Fluffy are Kitties
Fluffy are Kitties!
Wednesday 3C
Convener: Sarah S., Justin R.
Notes-taker(s): William Kim
Tags for the session - technology discussed/ideas considered:
Discussion notes, key understandings, outstanding questions, observations, and, if appropriate to this discussion: action items, next steps:
Inverse of ‘Kittens are Fluffy’ sessions held at previous IIW’s
As opposed to someone using their corporate identity to express potentially controversial opinions not representative of the company but still linked to the company since the person uses their corporate account, what happens when someone, e.g. Secretary of State, uses personal channels of communication to do their professional work?
Discussion was mainly in the context of corporate email and calendar.
Talked about challenges of trying to manage personal and work contexts on mobile devices.
Calendaring, separating work and personal spaces as different accounts or different identities
Crossover of personal to work, and vice versa
You own your identity, but when you get fired, you lose your corporate identity
What about sensitive information in textual content of the calendar events?
Free/busy calendar information cross over
DLP voodoo magic solution? Protect corporate-specific calendar information within the firewall – once user is fired or quits, no longer has access
What about offline or remote access?
Having access to corporate calendar only on the network leads some to forsake using it at all.
Corporate email policy around email retentions.

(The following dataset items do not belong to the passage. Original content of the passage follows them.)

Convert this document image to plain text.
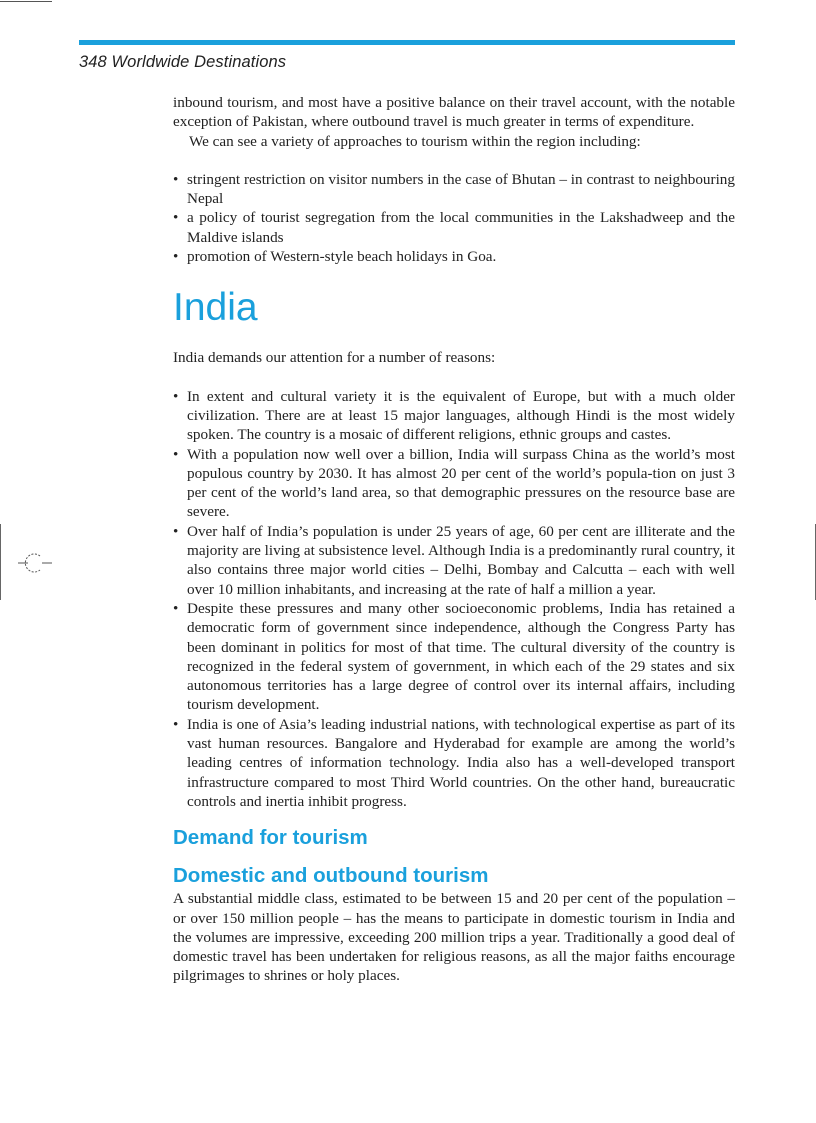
348 Worldwide Destinations

inbound tourism, and most have a positive balance on their travel account, with the notable exception of Pakistan, where outbound travel is much greater in terms of expenditure.

We can see a variety of approaches to tourism within the region including:

• stringent restriction on visitor numbers in the case of Bhutan – in contrast to neighbouring Nepal
• a policy of tourist segregation from the local communities in the Lakshadweep and the Maldive islands
• promotion of Western-style beach holidays in Goa.
India

India demands our attention for a number of reasons:

• In extent and cultural variety it is the equivalent of Europe, but with a much older civilization. There are at least 15 major languages, although Hindi is the most widely spoken. The country is a mosaic of different religions, ethnic groups and castes.
• With a population now well over a billion, India will surpass China as the world’s most populous country by 2030. It has almost 20 per cent of the world’s popula-tion on just 3 per cent of the world’s land area, so that demographic pressures on the resource base are severe.
• Over half of India’s population is under 25 years of age, 60 per cent are illiterate and the majority are living at subsistence level. Although India is a predominantly rural country, it also contains three major world cities – Delhi, Bombay and Calcutta – each with well over 10 million inhabitants, and increasing at the rate of half a million a year.
• Despite these pressures and many other socioeconomic problems, India has retained a democratic form of government since independence, although the Congress Party has been dominant in politics for most of that time. The cultural diversity of the country is recognized in the federal system of government, in which each of the 29 states and six autonomous territories has a large degree of control over its internal affairs, including tourism development.
• India is one of Asia’s leading industrial nations, with technological expertise as part of its vast human resources. Bangalore and Hyderabad for example are among the world’s leading centres of information technology. India also has a well-developed transport infrastructure compared to most Third World countries. On the other hand, bureaucratic controls and inertia inhibit progress.
Demand for tourism
Domestic and outbound tourism

A substantial middle class, estimated to be between 15 and 20 per cent of the population – or over 150 million people – has the means to participate in domestic tourism in India and the volumes are impressive, exceeding 200 million trips a year. Traditionally a good deal of domestic travel has been undertaken for religious reasons, as all the major faiths encourage pilgrimages to shrines or holy places.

Personal workarounds to archiving email, i.e. run own mail server.
ENFORCEMENT (or loose nature of it) is what allows this kind of situation to happen. Mostly self-enforcement: “Don’t be an idiot”.
Email is still viewed as ‘technology’
Sunshine laws/transparency vs. Classified/Confidential information
Data retention for liability or to mitigate liability
Defining a ‘record’ for technology
Self-enforcement (“Don’t be an idiot model”) is a practical solution response to a complicated policy system that may not be understood or tractable otherwise. No policy system is perfect though.
Software systems (email and calendar), and hardware systems (BYOD)
Software/hardware stack on client device Vs. Server
Weird BYOD stuff kinda acquiesced by corporations, but Cloud is a different story.
Isolation of environments using VMs, user experience issues?
NDA’s with a customer while using Gmail
Using paid service transfers some liability? As opposed to free service or hosting your own service
American view of identity is highly fragmented? Expectations to act certain ways in certain contexts. “Roles”
Socio-normative controls
What are the consequences? Why is there no real crackdown? Because expectations are still emerging.
Where to shape the privacy bubble around people and around digital identities
Alignment to privacy expectations, in corporate sense NDAs/IPRs, but perfect alignment not desired. We still want whistleblowers and whatnot.